BOSTON – They've been around since the 1990s, but until recently were held back by unpredictability in manufacturing, inability to manufacture at scale, poor stability and a short half-life.

However, recent advances mean it has become possible to make bi-specific antibodies at scale in a way that finally makes them amenable to commercialization, and serious attention is now being given to experimenting with different formats and exploring the additional functionality that the ability to hit two receptors at once provides.

"We are now in an era of totally different molecules. The next generation of antibodies will be multivalent constructs, and many of these are starting to come through," David Goldenberg, founder and chief medical officer of Immunomedics Inc., told delegates on Wednesday at a session weighing up the state of play in dual-targeting antibodies.
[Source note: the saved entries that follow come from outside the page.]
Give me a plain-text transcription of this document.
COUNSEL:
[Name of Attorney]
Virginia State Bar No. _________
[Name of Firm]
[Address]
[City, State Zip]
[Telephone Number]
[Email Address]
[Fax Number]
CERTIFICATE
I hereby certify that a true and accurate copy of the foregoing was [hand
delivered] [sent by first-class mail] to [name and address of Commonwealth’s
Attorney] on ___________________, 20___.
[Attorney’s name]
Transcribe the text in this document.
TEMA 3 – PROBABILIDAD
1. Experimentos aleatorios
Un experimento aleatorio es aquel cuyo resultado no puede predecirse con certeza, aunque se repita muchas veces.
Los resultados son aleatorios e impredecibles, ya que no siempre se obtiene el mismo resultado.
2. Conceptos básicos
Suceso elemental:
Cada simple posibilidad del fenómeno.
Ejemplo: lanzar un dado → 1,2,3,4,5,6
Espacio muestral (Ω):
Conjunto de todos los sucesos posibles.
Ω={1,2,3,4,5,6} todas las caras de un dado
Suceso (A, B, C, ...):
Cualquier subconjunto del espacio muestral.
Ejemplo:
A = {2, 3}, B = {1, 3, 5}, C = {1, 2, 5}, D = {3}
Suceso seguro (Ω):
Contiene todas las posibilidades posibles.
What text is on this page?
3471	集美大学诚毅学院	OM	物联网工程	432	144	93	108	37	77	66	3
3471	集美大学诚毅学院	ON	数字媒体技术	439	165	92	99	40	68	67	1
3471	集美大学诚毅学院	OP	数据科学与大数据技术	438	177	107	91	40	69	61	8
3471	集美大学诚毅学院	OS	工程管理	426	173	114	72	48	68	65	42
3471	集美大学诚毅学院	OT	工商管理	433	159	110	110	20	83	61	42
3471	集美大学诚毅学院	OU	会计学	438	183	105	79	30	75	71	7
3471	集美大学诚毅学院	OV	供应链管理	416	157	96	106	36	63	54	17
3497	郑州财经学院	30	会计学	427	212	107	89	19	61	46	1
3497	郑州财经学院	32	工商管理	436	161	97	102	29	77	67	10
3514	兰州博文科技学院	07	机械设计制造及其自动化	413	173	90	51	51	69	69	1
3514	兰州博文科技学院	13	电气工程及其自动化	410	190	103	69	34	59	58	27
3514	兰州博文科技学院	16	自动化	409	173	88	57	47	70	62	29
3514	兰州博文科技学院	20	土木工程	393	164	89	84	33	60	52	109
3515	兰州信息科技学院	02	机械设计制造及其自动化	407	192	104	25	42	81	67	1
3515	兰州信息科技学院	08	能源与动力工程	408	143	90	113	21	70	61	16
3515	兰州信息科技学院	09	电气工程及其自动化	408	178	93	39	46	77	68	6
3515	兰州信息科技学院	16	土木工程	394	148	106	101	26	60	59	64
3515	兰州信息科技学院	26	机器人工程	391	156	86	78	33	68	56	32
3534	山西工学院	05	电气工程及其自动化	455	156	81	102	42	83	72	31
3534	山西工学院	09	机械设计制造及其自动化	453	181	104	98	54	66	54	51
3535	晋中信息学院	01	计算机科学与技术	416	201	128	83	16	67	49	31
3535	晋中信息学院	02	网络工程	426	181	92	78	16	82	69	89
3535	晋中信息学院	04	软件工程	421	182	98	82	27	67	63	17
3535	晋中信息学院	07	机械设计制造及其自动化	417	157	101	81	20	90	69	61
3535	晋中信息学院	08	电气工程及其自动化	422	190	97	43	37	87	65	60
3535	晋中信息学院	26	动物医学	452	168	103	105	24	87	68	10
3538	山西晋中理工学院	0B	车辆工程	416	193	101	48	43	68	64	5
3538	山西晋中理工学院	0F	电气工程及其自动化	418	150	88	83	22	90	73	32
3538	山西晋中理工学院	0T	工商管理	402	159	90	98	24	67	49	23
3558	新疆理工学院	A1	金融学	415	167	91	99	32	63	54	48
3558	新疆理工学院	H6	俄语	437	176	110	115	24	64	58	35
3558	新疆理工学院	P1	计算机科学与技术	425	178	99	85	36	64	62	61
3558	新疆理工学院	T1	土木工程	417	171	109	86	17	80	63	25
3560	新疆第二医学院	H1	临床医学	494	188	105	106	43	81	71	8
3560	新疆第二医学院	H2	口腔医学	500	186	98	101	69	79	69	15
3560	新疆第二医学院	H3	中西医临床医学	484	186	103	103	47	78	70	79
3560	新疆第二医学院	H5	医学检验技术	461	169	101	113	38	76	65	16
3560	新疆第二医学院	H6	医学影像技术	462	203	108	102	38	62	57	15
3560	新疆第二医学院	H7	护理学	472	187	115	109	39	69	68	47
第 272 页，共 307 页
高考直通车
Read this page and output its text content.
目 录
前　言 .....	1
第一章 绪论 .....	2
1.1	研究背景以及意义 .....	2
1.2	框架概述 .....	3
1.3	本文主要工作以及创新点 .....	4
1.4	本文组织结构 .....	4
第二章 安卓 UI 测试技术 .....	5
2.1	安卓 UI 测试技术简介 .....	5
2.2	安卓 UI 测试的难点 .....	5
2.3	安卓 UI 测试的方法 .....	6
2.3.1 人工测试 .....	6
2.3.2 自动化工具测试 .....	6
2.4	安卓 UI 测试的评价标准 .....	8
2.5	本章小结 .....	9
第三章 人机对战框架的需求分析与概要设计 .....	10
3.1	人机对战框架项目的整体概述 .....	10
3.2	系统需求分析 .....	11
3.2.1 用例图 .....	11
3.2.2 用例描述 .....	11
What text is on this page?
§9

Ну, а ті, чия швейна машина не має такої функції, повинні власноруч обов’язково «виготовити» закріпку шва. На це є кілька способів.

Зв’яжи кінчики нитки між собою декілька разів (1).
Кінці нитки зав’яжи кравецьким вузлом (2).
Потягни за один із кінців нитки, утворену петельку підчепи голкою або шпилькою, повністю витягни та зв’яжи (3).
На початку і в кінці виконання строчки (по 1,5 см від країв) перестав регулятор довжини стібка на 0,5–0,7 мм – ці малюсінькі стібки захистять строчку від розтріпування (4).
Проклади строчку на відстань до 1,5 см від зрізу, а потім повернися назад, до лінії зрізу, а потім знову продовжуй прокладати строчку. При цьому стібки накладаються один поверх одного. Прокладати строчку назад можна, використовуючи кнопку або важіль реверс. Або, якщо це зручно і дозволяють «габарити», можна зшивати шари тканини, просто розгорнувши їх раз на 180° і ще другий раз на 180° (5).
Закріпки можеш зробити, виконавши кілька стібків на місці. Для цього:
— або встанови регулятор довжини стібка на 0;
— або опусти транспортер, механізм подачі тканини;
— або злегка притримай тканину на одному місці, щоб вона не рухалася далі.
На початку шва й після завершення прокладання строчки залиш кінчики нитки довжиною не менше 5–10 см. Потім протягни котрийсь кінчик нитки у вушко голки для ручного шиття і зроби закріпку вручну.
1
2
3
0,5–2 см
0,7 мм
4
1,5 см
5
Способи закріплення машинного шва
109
While Munich, Germany-based Trion Pharma GmbH's Removab (catumaxomab), approved by the European Medicines Agency in 2009 for the treatment of malignant ascites, is the only marketed bi-specific antibody, 11 of the 15 largest pharma companies either have their own bi-specific platforms, or have licensing agreements around that format.

Fueled by that interest, data are beginning to emerge showing they not only deliver superior efficacy over mixtures of two antibodies, but also that new mechanisms of action arise when one molecule locks onto two targets simultaneously.

A case in point is the Dual-Variable-Domain-Ig format that is being developed by Abbott, which makes it possible to engineer bi-specific antibodies from any two monoclonal antibodies that preserve the activity of the parent antibodies.

"These make it possible to target two disease mechanisms with a single molecule," Tariq Ghayur, of Abbott, told delegates.

In one project, the modular assembly method behind Dual-Variable-Domain was used to design 90 different molecules based on anti-interleukin-1beta and anti-interleukin-17 monoclonal antibodies. Within months, those were synthesized, purified and run through high-throughput screens, and five to six candidates taken forward. "You can select a panel with a lot of diversity, so if anything fails at any stage, you've always got a backup product in place," Ghayur noted.

Among other programs, Abbott is applying the platform to increase the efficacy of anti-TNF-alpha monoclonal antibodies and thus build on its Humira (adalimumab) franchise in rheumatoid arthritis. While anti-TNF-alpha is effective, there are multiple symptoms of rheumatoid arthritis. "As a result, there's still unmet medical need, so we are adding functionality, to prevent pain, protect cartilage and prevent bone erosion. We can quickly generate candidates with new functions," Ghayur said.

In cancer, it is possible to engage with T cells and bind tumor cells, resulting in potent killing of tumor cells. "There are additive, synergistic effects of blocking two targets simultaneously," Ghayur said.

Furthermore, there is no evidence of any increase in immunogenicity from those combinations. "We don't find anything that stands out; they behave just like monoclonal antibodies," Ghayur said. Abbott's two lead programs from the Dual-Variable-Domain platform have now completed Phase I.

Immunomedics, of Morris Plains, N.J., is another company that is aiming to extract further returns from its investment in classical monoclonal antibodies by moving into bi-specific antibodies. Its Dock and Lock technology platform is a modular system that can be used to produce a wide variety of bioconjugates that cannot be made with traditional methods. Molecules generated by the platform retain the full binding specificity of the parent antibodies, but they have unique mechanisms of action, said Edmund Rossi, of Immunomedics. "They are considerably more potent than the parent antibodies in combination," he said.

For example, a combined anti-CD20 and anti-CD74 antibody generated by Immunomedics has been shown to trigger a number of signaling pathways, initiating events at an organelle level that induce apoptosis.

Early stage company Biotecnol Inc., of North Brunswick, N.J., takes the binding ability of its antibodies even further with its Tribody constructs, which use the natural in vivo heterodimerization of Fab fragments to form a scaffold on which additional proteins can be incorporated.

That Tribody scaffold can accommodate up to three different binders, allowing Tribodies to combine T-cell recruitment and dual targeting, for example. Nico Mertens, of Biotecnol, told delegates that this gives Tribodies the potential to address both tumor drug resistance and tumor heterogeneity.

As an example, Biotecnol has generated Tribodies that target both the EGFR and the HER2 tumor antigens and tested that in ex vivo tumors. "When you look at a treated tumor under a microscope, some [Tribodies] bind to one or to the other receptor, and only some bind to both. In other words, metastases are heterogeneic," Mertens said.

Biotecnol has overcome difficulties in manufacturing Tribodies and refined the platform to the point where it is possible to generate Tribody leads within three months. The company is looking for partners and is applying the technology in-house to develop Tribodies for treating triple-negative breast cancer, advanced metastatic melanoma and gastric cancer.